ABCD is a cycle quadrilateral. Diagonals BD and AC intersect each other at E. If `angleBEC=128^(@)` and `angleECD=25^(@)` then what is the measure of `angle BAC` ?

To solve the problem, we will follow these steps: 1. **Identify Given Angles**: We are given that \( \angle BEC = 128^\circ \) and \( \angle ECD = 25^\circ \). 2. **Find Angle ECD**: Since angles \( BEC \) and \( ECD \) are on a straight line (they form a linear pair), we can find \( \angle CED \): \[ \angle CED = 180^\circ - \angle BEC = 180^\circ - 128^\circ = 52^\circ \] 3. **Use Triangle Sum Property**: In triangle \( CED \), the sum of the angles is \( 180^\circ \): \[ \angle CED + \angle ECD + \angle EDC = 180^\circ \] Substituting the known values: \[ 52^\circ + 25^\circ + \angle EDC = 180^\circ \] \[ \angle EDC = 180^\circ - 77^\circ = 103^\circ \] 4. **Relate Angles in Cyclic Quadrilateral**: In a cyclic quadrilateral, angles subtended by the same arc are equal.
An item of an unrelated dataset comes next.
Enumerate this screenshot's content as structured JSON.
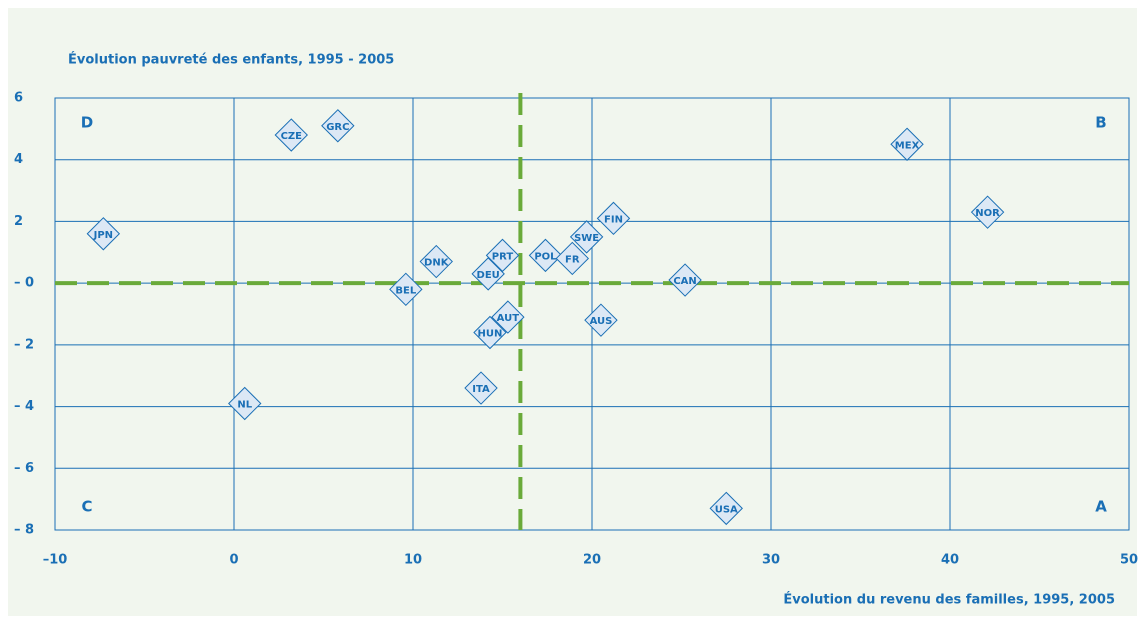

Therefore, \( \angle EDC = \angle BAC \): \[ \angle BAC = \angle EDC = 103^\circ \] 5. **Conclusion**: The measure of \( \angle BAC \) is \( 103^\circ \). ### Summary of Steps: 1. Identify given angles. 2. Calculate \( \angle CED \) using linear pair property. 3. Use triangle sum property to find \( \angle EDC \). 4. Relate \( \angle EDC \) to \( \angle BAC \) using properties of cyclic quadrilaterals. 5. State the final answer.